Menurut Airlangga, kenaikan pajak 40-75% bagi penyedia jasa hiburan bisa dikecualikan. Ia menyebutkan pemerintah daerah mengerti apa saja pengecualian di pajak barang dan jasa yang dimaksud oleh pihaknya.
"Revisi nanti saja, tapi UU itu sendiri sudah memberikan jalan keluar sehingga perlu sosialisasi. Jadi tidak mutlak diterapkan 40 persen tergantung local wisdom namanya hubungan keuangan pemerintah pusat dan daerah," ujar Airlangga.

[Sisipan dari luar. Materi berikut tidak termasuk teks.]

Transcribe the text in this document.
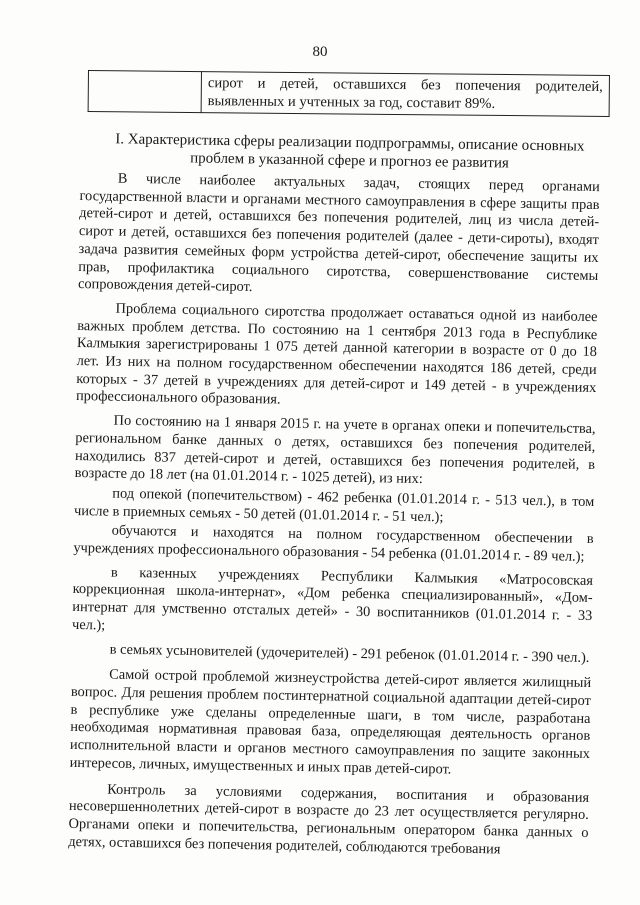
80
	сирот и детей, оставшихся без попечения родителей, выявленных и учтенных за год, составит 89%.
I. Характеристика сферы реализации подпрограммы, описание основных проблем в указанной сфере и прогноз ее развития

В числе наиболее актуальных задач, стоящих перед органами государственной власти и органами местного самоуправления в сфере защиты прав детей-сирот и детей, оставшихся без попечения родителей, лиц из числа детей-сирот и детей, оставшихся без попечения родителей (далее - дети-сироты), входят задача развития семейных форм устройства детей-сирот, обеспечение защиты их прав, профилактика социального сиротства, совершенствование системы сопровождения детей-сирот.

Проблема социального сиротства продолжает оставаться одной из наиболее важных проблем детства. По состоянию на 1 сентября 2013 года в Республике Калмыкия зарегистрированы 1 075 детей данной категории в возрасте от 0 до 18 лет. Из них на полном государственном обеспечении находятся 186 детей, среди которых - 37 детей в учреждениях для детей-сирот и 149 детей - в учреждениях профессионального образования.

По состоянию на 1 января 2015 г. на учете в органах опеки и попечительства, региональном банке данных о детях, оставшихся без попечения родителей, находились 837 детей-сирот и детей, оставшихся без попечения родителей, в возрасте до 18 лет (на 01.01.2014 г. - 1025 детей), из них:

под опекой (попечительством) - 462 ребенка (01.01.2014 г. - 513 чел.), в том числе в приемных семьях - 50 детей (01.01.2014 г. - 51 чел.);

обучаются и находятся на полном государственном обеспечении в учреждениях профессионального образования - 54 ребенка (01.01.2014 г. - 89 чел.);

в казенных учреждениях Республики Калмыкия «Матросовская коррекционная школа-интернат», «Дом ребенка специализированный», «Дом-интернат для умственно отсталых детей» - 30 воспитанников (01.01.2014 г. - 33 чел.);

в семьях усыновителей (удочерителей) - 291 ребенок (01.01.2014 г. - 390 чел.).

Самой острой проблемой жизнеустройства детей-сирот является жилищный вопрос. Для решения проблем постинтернатной социальной адаптации детей-сирот в республике уже сделаны определенные шаги, в том числе, разработана необходимая нормативная правовая база, определяющая деятельность органов исполнительной власти и органов местного самоуправления по защите законных интересов, личных, имущественных и иных прав детей-сирот.

Контроль за условиями содержания, воспитания и образования несовершеннолетних детей-сирот в возрасте до 23 лет осуществляется регулярно. Органами опеки и попечительства, региональным оператором банка данных о детях, оставшихся без попечения родителей, соблюдаются требования
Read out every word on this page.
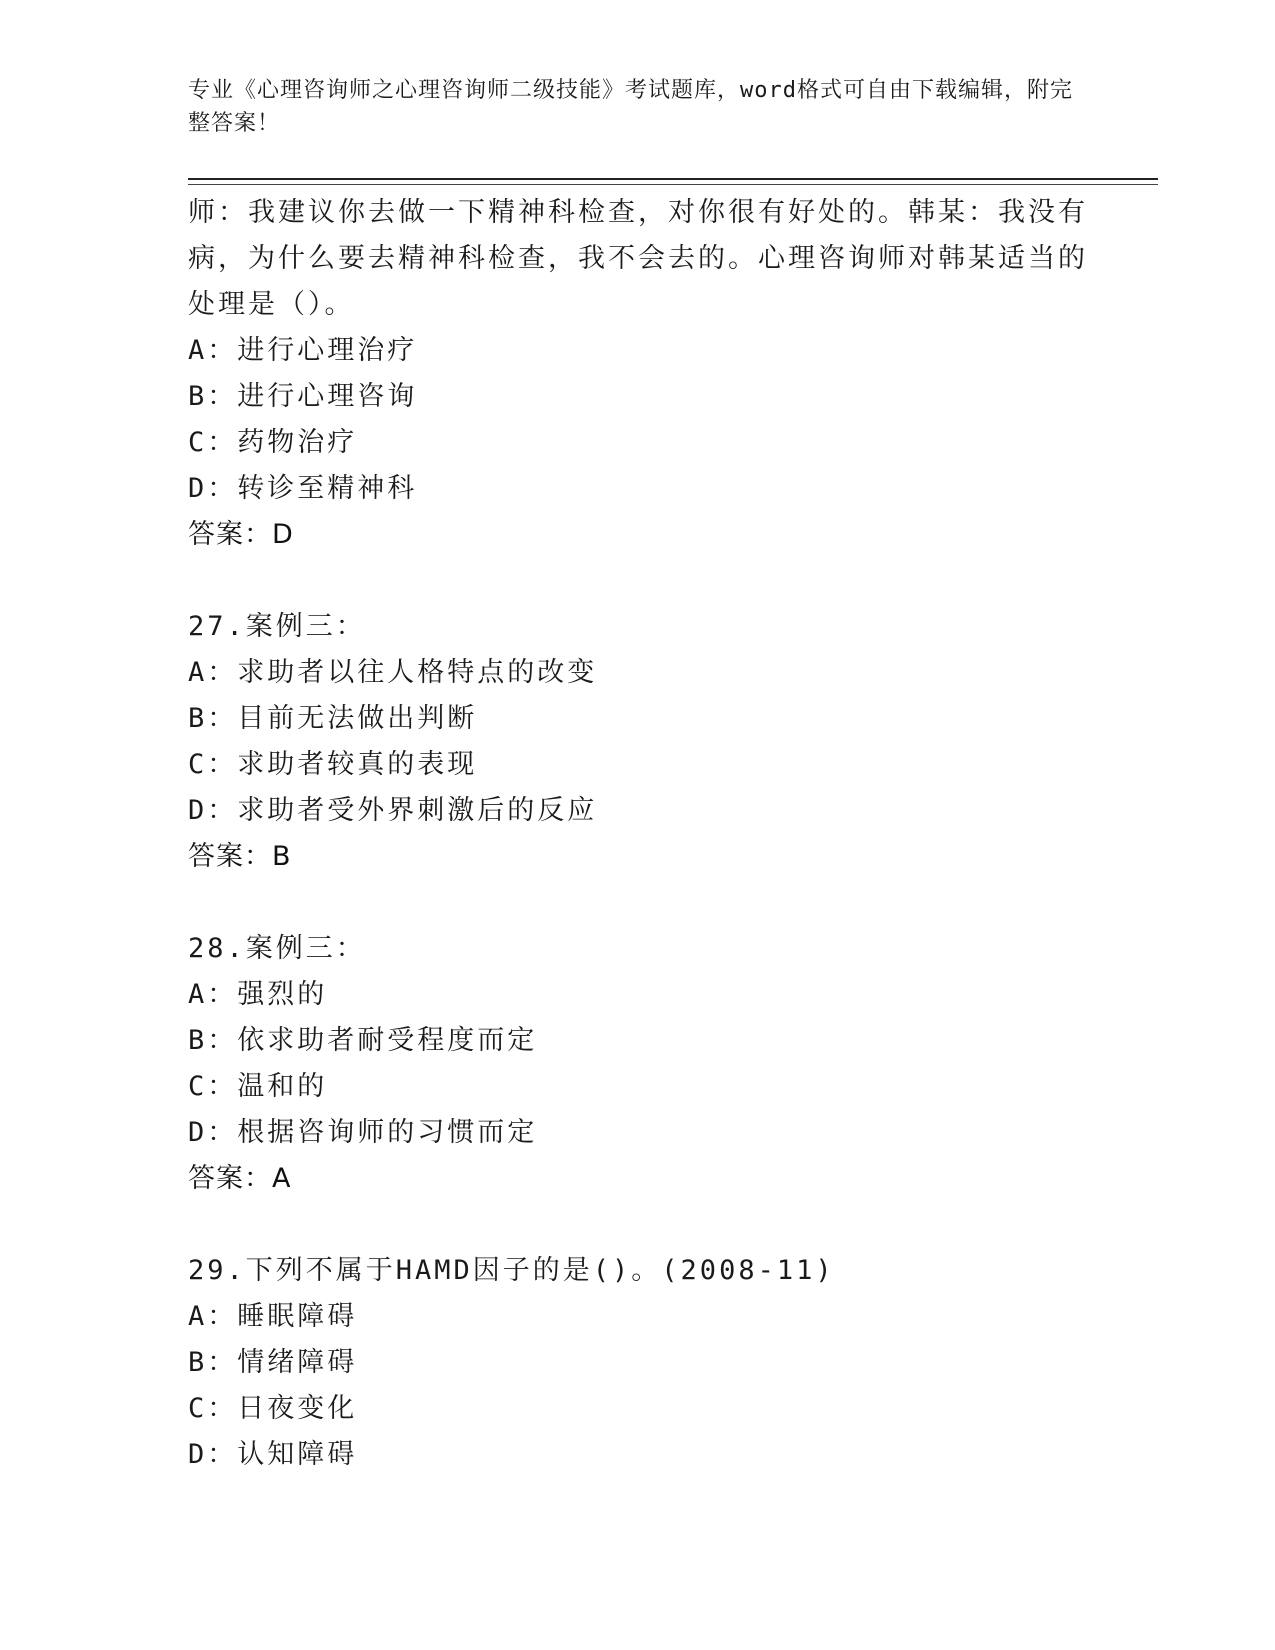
专业《心理咨询师之心理咨询师二级技能》考试题库，word格式可自由下载编辑，附完整答案！

师：我建议你去做一下精神科检查，对你很有好处的。韩某：我没有病，为什么要去精神科检查，我不会去的。心理咨询师对韩某适当的处理是（）。

A：进行心理治疗
B：进行心理咨询
C：药物治疗
D：转诊至精神科
答案：D
27.案例三：
A：求助者以往人格特点的改变
B：目前无法做出判断
C：求助者较真的表现
D：求助者受外界刺激后的反应
答案：B
28.案例三：
A：强烈的
B：依求助者耐受程度而定
C：温和的
D：根据咨询师的习惯而定
答案：A
29.下列不属于HAMD因子的是()。(2008-11)
A：睡眠障碍
B：情绪障碍
C：日夜变化
D：认知障碍
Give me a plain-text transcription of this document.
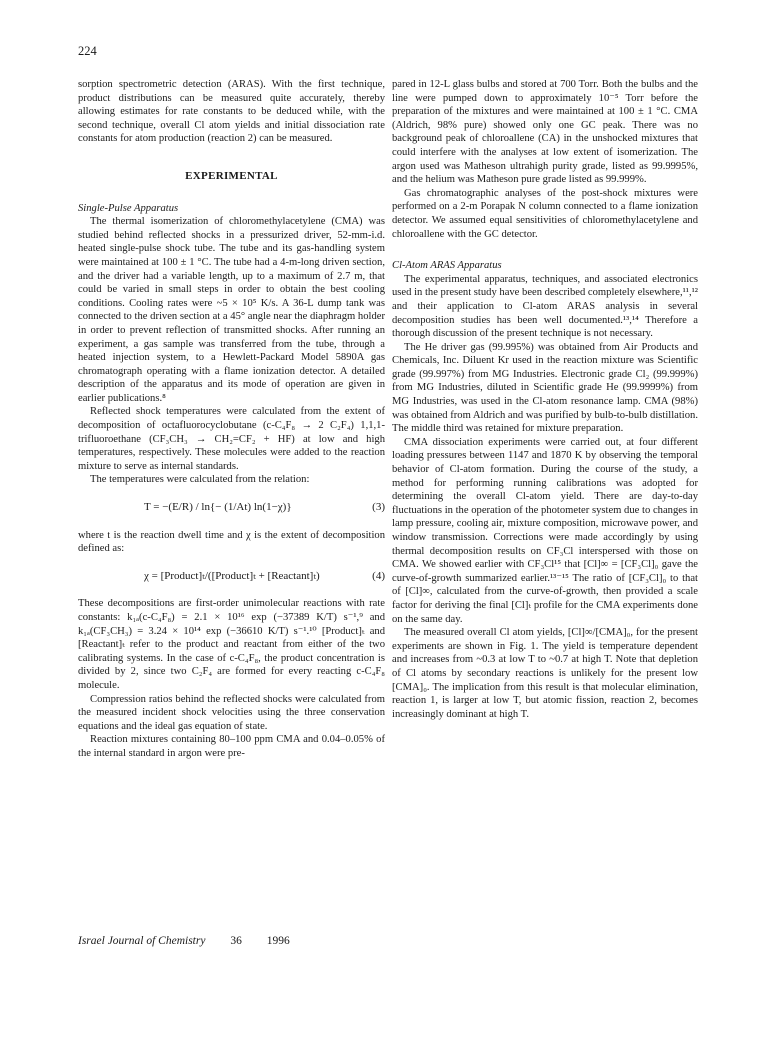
224

sorption spectrometric detection (ARAS). With the first technique, product distributions can be measured quite accurately, thereby allowing estimates for rate constants to be deduced while, with the second technique, overall Cl atom yields and initial dissociation rate constants for atom production (reaction 2) can be measured.

EXPERIMENTAL
Single-Pulse Apparatus

The thermal isomerization of chloromethylacetylene (CMA) was studied behind reflected shocks in a pressurized driver, 52-mm-i.d. heated single-pulse shock tube. The tube and its gas-handling system were maintained at 100 ± 1 °C. The tube had a 4-m-long driven section, and the driver had a variable length, up to a maximum of 2.7 m, that could be varied in small steps in order to obtain the best cooling conditions. Cooling rates were ~5 × 10⁵ K/s. A 36-L dump tank was connected to the driven section at a 45° angle near the diaphragm holder in order to prevent reflection of transmitted shocks. After running an experiment, a gas sample was transferred from the tube, through a heated injection system, to a Hewlett-Packard Model 5890A gas chromatograph operating with a flame ionization detector. A detailed description of the apparatus and its mode of operation are given in earlier publications.⁸

Reflected shock temperatures were calculated from the extent of decomposition of octafluorocyclobutane (c-C₄F₈ → 2 C₂F₄) 1,1,1-trifluoroethane (CF₃CH₃ → CH₂=CF₂ + HF) at low and high temperatures, respectively. These molecules were added to the reaction mixture to serve as internal standards.

The temperatures were calculated from the relation:

T = −(E/R) / ln{− (1/At) ln(1−χ)}	(3)

where t is the reaction dwell time and χ is the extent of decomposition defined as:

χ = [Product]ₜ/([Product]ₜ + [Reactant]ₜ)	(4)

These decompositions are first-order unimolecular reactions with rate constants: k₁ₐ(c-C₄F₈) = 2.1 × 10¹⁶ exp (−37389 K/T) s⁻¹,⁹ and k₁ₐ(CF₃CH₃) = 3.24 × 10¹⁴ exp (−36610 K/T) s⁻¹.¹⁰ [Product]ₜ and [Reactant]ₜ refer to the product and reactant from either of the two calibrating systems. In the case of c-C₄F₈, the product concentration is divided by 2, since two C₂F₄ are formed for every reacting c-C₄F₈ molecule.

Compression ratios behind the reflected shocks were calculated from the measured incident shock velocities using the three conservation equations and the ideal gas equation of state.

Reaction mixtures containing 80–100 ppm CMA and 0.04–0.05% of the internal standard in argon were pre-

pared in 12-L glass bulbs and stored at 700 Torr. Both the bulbs and the line were pumped down to approximately 10⁻⁵ Torr before the preparation of the mixtures and were maintained at 100 ± 1 °C. CMA (Aldrich, 98% pure) showed only one GC peak. There was no background peak of chloroallene (CA) in the unshocked mixtures that could interfere with the analyses at low extent of isomerization. The argon used was Matheson ultrahigh purity grade, listed as 99.9995%, and the helium was Matheson pure grade listed as 99.999%.

Gas chromatographic analyses of the post-shock mixtures were performed on a 2-m Porapak N column connected to a flame ionization detector. We assumed equal sensitivities of chloromethylacetylene and chloroallene with the GC detector.

Cl-Atom ARAS Apparatus

The experimental apparatus, techniques, and associated electronics used in the present study have been described completely elsewhere,¹¹,¹² and their application to Cl-atom ARAS analysis in several decomposition studies has been well documented.¹³,¹⁴ Therefore a thorough discussion of the present technique is not necessary.

The He driver gas (99.995%) was obtained from Air Products and Chemicals, Inc. Diluent Kr used in the reaction mixture was Scientific grade (99.997%) from MG Industries. Electronic grade Cl₂ (99.999%) from MG Industries, diluted in Scientific grade He (99.9999%) from MG Industries, was used in the Cl-atom resonance lamp. CMA (98%) was obtained from Aldrich and was purified by bulb-to-bulb distillation. The middle third was retained for mixture preparation.

CMA dissociation experiments were carried out, at four different loading pressures between 1147 and 1870 K by observing the temporal behavior of Cl-atom formation. During the course of the study, a method for performing running calibrations was adopted for determining the overall Cl-atom yield. There are day-to-day fluctuations in the operation of the photometer system due to changes in lamp pressure, cooling air, mixture composition, microwave power, and window transmission. Corrections were made accordingly by using thermal decomposition results on CF₃Cl interspersed with those on CMA. We showed earlier with CF₃Cl¹⁵ that [Cl]∞ = [CF₃Cl]₀ gave the curve-of-growth summarized earlier.¹³⁻¹⁵ The ratio of [CF₃Cl]₀ to that of [Cl]∞, calculated from the curve-of-growth, then provided a scale factor for deriving the final [Cl]ₜ profile for the CMA experiments done on the same day.

The measured overall Cl atom yields, [Cl]∞/[CMA]₀, for the present experiments are shown in Fig. 1. The yield is temperature dependent and increases from ~0.3 at low T to ~0.7 at high T. Note that depletion of Cl atoms by secondary reactions is unlikely for the present low [CMA]₀. The implication from this result is that molecular elimination, reaction 1, is larger at low T, but atomic fission, reaction 2, becomes increasingly dominant at high T.

Israel Journal of Chemistry 36 1996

"Daerah yang mengerti makanya daerah bisa memutuskan dengan pengecualian di pasal tersebut," sambungnya.
Sebelumnya, PBJT ini ramai dibicarakan. Besarannya yang mencapai angka paling rendah 40% dan maksimal 75% ramai ditanggapi publik. Salah satunya berasal pengacara kondang Hotman Paris Hutapea.
Berdasarkan catatan detikcom, Hotman mengatakan besaran pajak sebesar 40% sampai 75% bisa mengancam kelangsungan industri pariwisata Indonesia.